芸人を目指す人は多い。そのうち、名が売れる人間は、1%もいるだろうか。身を置いた人間としては、大絶滅よりもよほど過酷な世界だと、思ったものだ。一発芸人という言葉があるが、一発でもあたりがある芸人は、成功者なのだ。
オレは、誰かの心に、爪痕を残せただろうか。
「あんた、芸人さんだったんだろ? えーと」
「さえずり虫ですよ、おばあさん。覚えていてくれて嬉しいです」
「そうそう、オルドビスとか、カンブリアーってね。あれって地球の年代だったのねぇ」
「よく知ってますね」
「気になって調べたのよ」
「興味をもってくれたんですね。ですが、もっと違う意味もあるんです」
「そうなの? どんな」
カンブリアとかデポンとかは、理科の授業よりもクイズ番組の問題で、聞くことが多いだろう。

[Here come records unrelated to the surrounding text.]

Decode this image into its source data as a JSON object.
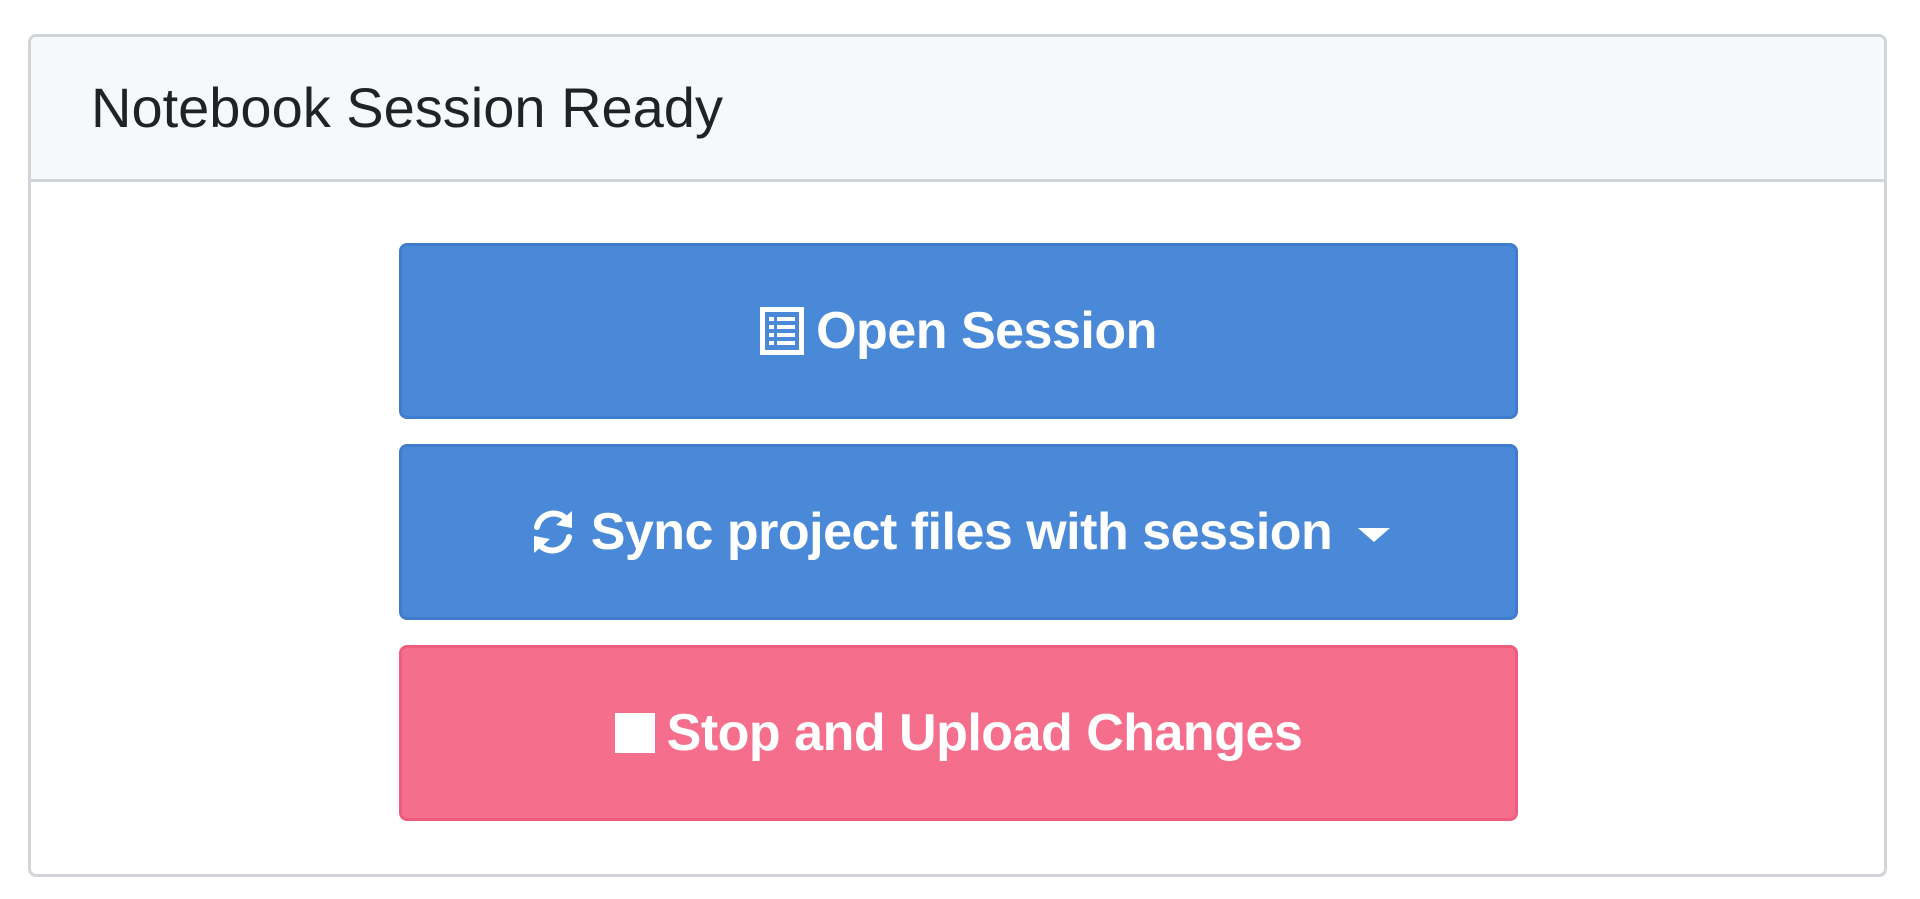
{
  "card": {
    "title": "Notebook Session Ready"
  },
  "buttons": {
    "open": {
      "label": "Open Session",
      "icon": "list-alt-icon"
    },
    "sync": {
      "label": "Sync project files with session",
      "icon": "refresh-icon",
      "dropdown_icon": "caret-down-icon"
    },
    "stop": {
      "label": "Stop and Upload Changes",
      "icon": "stop-icon"
    }
  },
  "colors": {
    "primary": "#4a89d8",
    "danger": "#f56f8c",
    "header_bg": "#f7f8fa",
    "border": "#d1d5da"
  }
}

「ご案内します。それがわかると地質がもっと面白くなりますよ」
「楽しみだわ」
オレが叫んでたのは、5大絶滅。最大で95%もの生命が、この地上から事消えてしまった。ビッグファイブとも呼ばれる、有名な生命絶滅だ。うそのようだが、化石などから判明した事実。なんども死滅しては、そのたびに復活し反映を繰り返してる。
どんな生物も、地球の年齢からみれば、一瞬にも満たない。我々は、46億年の刹那の上、生きている、生かされてるすぎない存在。だが、裏を返せば、かくもしぶとい生命の執着がみえる。オレは、微かにだが、爪痕を残せたのかもしれない。